I like to spend some mental energy during my shifts trying to come up with the “star patient interaction” of the day. Usually something amusing or interesting somebody says. I had a patient who had just gotten out of surgery. A little woozy, but not too bad. Got up to walk to the bathroom to pee. Was ordering dinner, chatting with their spouse etc. I asked, so from 0 to 10 what’s your pain right now? They looked at me and said when I’m sitting here and not moving, it’s like a 10. But then when I shift in the bed, it’s like way past a 10. I’m said, you know, the scale only goes up to a ten. And they looked at me and sighed and said, yeah, I know. Later, at dinner home with my family, I said I thought a 10 in pain meant that a T-Rex had ripped off your arm. And then Jeremy said, that doesn’t hurt for the first 30 seconds because you are in so much shock. And I agreed. But then I insisted that after the first 30 seconds it would be a 10. And then Jeremy said, well in about 3 minutes you would be dead because you’d be losing blood quickly and the T-rex, presumably, would still be after you so does it even matter that you were experiencing the worst pain imaginable for about 2 minutes? No one is going to rush on over with syringes full of fentanyl or dilaudid to help you out there.

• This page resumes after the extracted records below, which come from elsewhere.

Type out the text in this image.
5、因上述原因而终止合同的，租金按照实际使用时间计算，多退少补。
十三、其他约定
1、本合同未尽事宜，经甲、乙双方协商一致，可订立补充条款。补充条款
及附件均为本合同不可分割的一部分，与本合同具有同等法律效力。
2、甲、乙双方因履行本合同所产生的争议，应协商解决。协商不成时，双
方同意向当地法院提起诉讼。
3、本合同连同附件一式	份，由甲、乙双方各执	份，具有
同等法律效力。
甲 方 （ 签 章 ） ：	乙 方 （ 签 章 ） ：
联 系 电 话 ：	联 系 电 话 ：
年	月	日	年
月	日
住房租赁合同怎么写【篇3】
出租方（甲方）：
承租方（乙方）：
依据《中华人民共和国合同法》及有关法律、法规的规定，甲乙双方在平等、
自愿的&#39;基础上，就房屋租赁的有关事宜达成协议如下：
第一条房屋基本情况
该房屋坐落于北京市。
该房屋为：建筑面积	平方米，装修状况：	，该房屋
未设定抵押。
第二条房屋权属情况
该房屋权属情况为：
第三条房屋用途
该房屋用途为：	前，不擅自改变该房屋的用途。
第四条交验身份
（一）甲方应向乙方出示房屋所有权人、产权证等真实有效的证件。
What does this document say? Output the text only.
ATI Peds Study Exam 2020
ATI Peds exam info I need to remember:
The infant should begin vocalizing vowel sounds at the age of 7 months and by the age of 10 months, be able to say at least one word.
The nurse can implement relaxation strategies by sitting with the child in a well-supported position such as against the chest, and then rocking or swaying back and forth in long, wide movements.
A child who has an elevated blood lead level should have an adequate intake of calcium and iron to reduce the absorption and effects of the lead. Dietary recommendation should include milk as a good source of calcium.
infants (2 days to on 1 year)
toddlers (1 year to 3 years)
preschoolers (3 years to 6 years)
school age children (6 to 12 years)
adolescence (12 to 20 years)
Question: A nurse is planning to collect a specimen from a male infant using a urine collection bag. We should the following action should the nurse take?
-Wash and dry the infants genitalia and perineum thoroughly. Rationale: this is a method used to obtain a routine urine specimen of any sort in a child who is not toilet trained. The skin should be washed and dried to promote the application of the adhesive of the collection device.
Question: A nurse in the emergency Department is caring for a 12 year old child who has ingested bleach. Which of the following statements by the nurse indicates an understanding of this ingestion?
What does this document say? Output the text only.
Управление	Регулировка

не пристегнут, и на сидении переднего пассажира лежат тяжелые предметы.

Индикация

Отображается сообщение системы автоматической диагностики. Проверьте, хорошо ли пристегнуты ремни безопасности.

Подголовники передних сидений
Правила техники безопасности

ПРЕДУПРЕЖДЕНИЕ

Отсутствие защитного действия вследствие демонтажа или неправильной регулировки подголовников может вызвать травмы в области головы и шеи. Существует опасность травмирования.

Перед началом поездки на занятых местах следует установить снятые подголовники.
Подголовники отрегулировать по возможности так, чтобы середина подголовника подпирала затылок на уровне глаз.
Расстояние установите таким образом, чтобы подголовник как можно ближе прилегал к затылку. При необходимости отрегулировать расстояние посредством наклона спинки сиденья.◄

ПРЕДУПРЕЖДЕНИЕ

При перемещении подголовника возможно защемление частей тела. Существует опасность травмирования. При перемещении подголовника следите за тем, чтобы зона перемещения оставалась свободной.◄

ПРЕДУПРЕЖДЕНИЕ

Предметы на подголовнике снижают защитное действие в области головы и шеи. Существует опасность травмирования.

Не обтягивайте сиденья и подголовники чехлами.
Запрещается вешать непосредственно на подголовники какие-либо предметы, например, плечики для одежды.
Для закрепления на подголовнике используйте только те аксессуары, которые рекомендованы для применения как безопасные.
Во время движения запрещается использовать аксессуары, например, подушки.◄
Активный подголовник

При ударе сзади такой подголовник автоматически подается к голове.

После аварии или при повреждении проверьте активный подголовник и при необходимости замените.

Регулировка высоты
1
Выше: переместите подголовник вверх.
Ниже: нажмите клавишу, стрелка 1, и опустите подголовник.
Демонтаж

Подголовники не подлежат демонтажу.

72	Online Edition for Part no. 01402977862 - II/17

Jeremy’s contribution to my hospital job was to buy a bunch of cheap chargers for my chargerless patients. You’d be surprised how often I get asked, do you have a charger I can borrow to charge my phone? It probably is 2nd only to, do you know when the doctor is coming by? I also get asked to validate parking, but not as often. Really nothing is sadder than a patient alone with a phone that’s out of juice who went to the ED in the morning and thought they’d be in and out, but instead, they were admitted and they had told no one where they were going. No one remembers anyone’s number anymore so they can’t even call their best friends. So Jeremy bought a bunch of cheap-o chargers for me to stash in my locker. Ones that hopefully will get returned to me, but OK if I don’t managed to get back.